La peinture de genre contemporaine

La peinture contemporaine continue de représenter des scènes de la vie quotidienne que l’on pourrait nommer scènes de genre. Bien sûr, nous pouvons nous identifier bien plus à ces scènes aujourd’hui qu’à la vie quotidienne d’une laitière de Delft du XVIIe siècle. Mais quel est l’attrait des peintures de genre contemporain ? Nous nous penchons sur quelques exemples de nos artistes et examinons les caractéristiques esthétiques de ces œuvres d’art.

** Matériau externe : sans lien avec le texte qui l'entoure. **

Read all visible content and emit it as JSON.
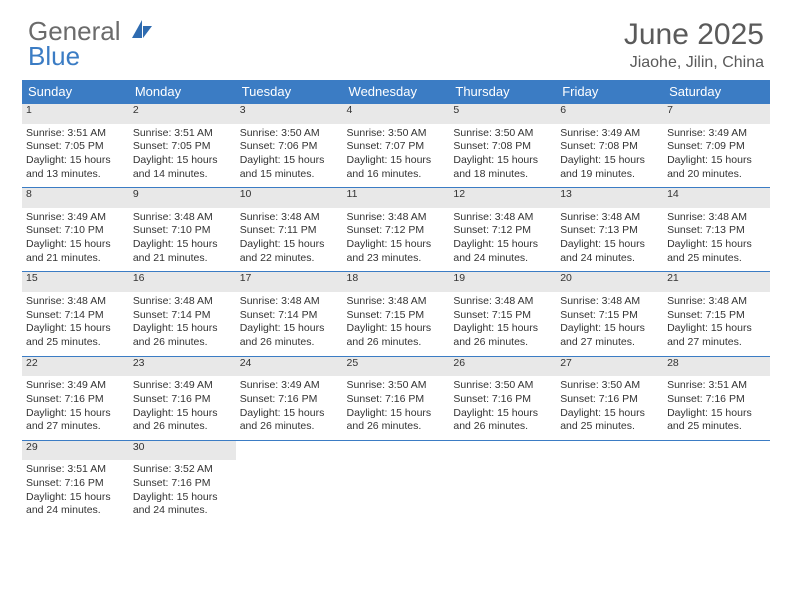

Avec son œuvre Lecture du quotidien, le peintre français Alain Pontecorvo nous illustre une activité quotidienne. La personne qui lit passe en arrière-plan, et c’est le journal qui est mis en avant. Comme pour les scènes de genre des XVIe et XVIIe siècles, en y regardant de plus près, on s’aperçoit immédiatement qu’il s’agit d’une composition parfaitement mise en scène. Nous ne voyons aucun arrière-plan, seule une source de lumière provenant de la droite permet de localiser la personne assise sur la chaise dans la pièce. Cette production artistique, semblable à une scène de théâtre, met l’accent sur l’esthétique du quotidien.

Alain Pontecorvo, Lecture du quotidien (2013)

Avec ses œuvres de la série Domestic Interiors, l’artiste britannique John Macaulay nous donne un aperçu des ménages d’Angleterre. Sa façon de dépeindre des scènes triviales nous montre cependant plus que cela. Avec humour et ironie, il met en scène la vie de la petite bourgeoisie, pour que nous nous moquions des personnes représentées, ou par ailleurs de nous-mêmes. Si nous nous reconnaissons dans certaines scènes, la peinture de genre est, elle, reconnue comme une sorte d’auto-ironie.

John Macaulay, Dimanche (2016)

L’œuvre Tour de table du peintre français Marc Dailly nous montre un dîner de famille. La perspective rappelle celle d’une photographie avec un objectif fisheye. Les gestes et la posture des enfants et des adultes représentés n’apparaissent pas posés, mais plutôt comme un instantané. Ce qui est particulièrement frappant et unique parmi les œuvres présentées dans cet article, c’est que nous devenons nous-mêmes des participants à leur vie quotidienne. Nous sommes face à une image immersive : La plaque au bord inférieur de l’image indique que nous, spectateurs, sommes assis à table avec la famille.

Marc Dailly, Tour de Table (2017)

Cette diversité des scènes de genre, dont nous n’avons pu examiner ici qu’une petite partie, montre clairement pourquoi la peinture de genre est encore si intéressante aujourd’hui. Il n’y a guère d’autre style qui soit aussi proche de notre quotidien. Il utilise nos us et coutumes et les présente sous de multiples facettes, parfois avec humour et ironie, parfois avec une esthétique mise en scène de façon si réaliste qu’il nous laisse déconcertés.